У Сергея Муравьева — колпак сдвинулся набок и были видны сведенные судорогой боли губы. Волоча надломленную при падении ногу, он вместе с Каховским и Рылеевым с трудом снова поднялся на эшафот.
— Бедная Россия! И повесить-то у нас не умеют порядочно, — с горестной иронией произнес он.
— Нам даже и умереть не удалось сразу, — как вздох, прозвучали последние слова Рылеева.
Палач дернул доску, и еще трое забились и замерли в затянувшихся петлях…
Когда солнце высоко поднялось, над городом и по улицам разлился голубой июльский день, петербуржцы читали расклеенный по столице манифест:
«Дело, которое мы считали делом всей России, окончено. Преступники восприняли достойную их казнь. Отечество очищено от следствий заразы, столько лет среди него таившейся…

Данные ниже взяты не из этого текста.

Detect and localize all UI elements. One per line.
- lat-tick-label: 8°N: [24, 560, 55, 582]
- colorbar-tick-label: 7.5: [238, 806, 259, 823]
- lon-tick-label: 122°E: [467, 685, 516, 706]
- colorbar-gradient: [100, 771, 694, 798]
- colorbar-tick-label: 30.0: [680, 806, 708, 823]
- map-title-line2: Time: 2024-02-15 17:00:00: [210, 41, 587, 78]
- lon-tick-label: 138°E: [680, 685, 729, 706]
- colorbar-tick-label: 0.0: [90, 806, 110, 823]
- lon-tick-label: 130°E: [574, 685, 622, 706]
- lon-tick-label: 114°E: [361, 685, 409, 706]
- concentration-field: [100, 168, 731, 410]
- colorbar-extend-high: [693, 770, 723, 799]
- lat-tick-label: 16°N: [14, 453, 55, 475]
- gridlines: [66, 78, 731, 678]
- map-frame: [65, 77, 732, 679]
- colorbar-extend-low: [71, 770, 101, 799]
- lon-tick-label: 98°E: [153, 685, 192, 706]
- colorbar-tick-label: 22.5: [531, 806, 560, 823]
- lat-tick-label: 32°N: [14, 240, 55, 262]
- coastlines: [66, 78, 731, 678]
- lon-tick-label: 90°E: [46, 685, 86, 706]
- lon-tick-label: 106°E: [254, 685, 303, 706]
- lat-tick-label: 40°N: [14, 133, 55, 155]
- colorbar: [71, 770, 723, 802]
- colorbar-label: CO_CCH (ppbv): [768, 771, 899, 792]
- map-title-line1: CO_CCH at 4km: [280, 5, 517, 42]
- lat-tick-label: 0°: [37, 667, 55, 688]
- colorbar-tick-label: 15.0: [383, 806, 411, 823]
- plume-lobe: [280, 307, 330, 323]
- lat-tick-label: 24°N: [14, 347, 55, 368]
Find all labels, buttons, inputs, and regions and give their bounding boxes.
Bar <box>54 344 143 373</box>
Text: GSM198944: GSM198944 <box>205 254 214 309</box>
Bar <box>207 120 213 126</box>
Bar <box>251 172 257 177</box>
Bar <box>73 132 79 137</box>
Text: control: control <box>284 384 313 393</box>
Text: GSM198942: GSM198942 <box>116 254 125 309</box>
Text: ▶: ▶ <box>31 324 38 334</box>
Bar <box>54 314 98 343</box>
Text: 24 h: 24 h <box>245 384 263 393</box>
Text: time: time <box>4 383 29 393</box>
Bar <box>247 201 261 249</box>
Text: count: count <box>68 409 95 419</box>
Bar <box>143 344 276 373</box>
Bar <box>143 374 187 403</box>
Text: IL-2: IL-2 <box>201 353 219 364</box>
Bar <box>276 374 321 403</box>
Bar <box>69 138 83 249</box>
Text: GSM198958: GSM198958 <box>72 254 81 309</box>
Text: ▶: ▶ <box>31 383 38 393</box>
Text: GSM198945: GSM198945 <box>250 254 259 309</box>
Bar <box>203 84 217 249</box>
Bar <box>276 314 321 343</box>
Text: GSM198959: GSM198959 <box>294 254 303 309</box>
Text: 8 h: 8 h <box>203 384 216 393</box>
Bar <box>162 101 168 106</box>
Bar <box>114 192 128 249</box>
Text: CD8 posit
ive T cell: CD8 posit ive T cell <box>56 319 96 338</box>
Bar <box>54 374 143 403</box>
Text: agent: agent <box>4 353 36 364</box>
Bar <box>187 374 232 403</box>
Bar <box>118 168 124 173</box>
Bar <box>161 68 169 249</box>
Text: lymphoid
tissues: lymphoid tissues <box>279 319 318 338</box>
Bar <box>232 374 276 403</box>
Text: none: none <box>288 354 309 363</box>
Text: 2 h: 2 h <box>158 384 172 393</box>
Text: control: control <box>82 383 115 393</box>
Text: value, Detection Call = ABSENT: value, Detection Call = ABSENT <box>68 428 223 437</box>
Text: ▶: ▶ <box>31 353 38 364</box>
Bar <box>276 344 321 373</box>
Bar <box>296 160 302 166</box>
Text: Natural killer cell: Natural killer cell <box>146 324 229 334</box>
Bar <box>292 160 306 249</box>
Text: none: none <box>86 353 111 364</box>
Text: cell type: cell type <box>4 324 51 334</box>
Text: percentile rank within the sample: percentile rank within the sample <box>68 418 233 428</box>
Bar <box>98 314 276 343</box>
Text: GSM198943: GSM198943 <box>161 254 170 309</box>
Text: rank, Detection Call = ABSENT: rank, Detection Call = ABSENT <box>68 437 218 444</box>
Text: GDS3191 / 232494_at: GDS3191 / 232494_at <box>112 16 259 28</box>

Туча мятежа взошла как бы для того, чтобы потушить умысел бунта. Не в свойствах, не во нравах русских был сей умысел. Составленный горстью извергов, он заразил ближайшее их сообщество, сердца развратные и мечтательность дерзновенную… Горестные происшествия, смутившие покой России, миновались и, как мы уповаем, миновались навсегда и невозвратно…»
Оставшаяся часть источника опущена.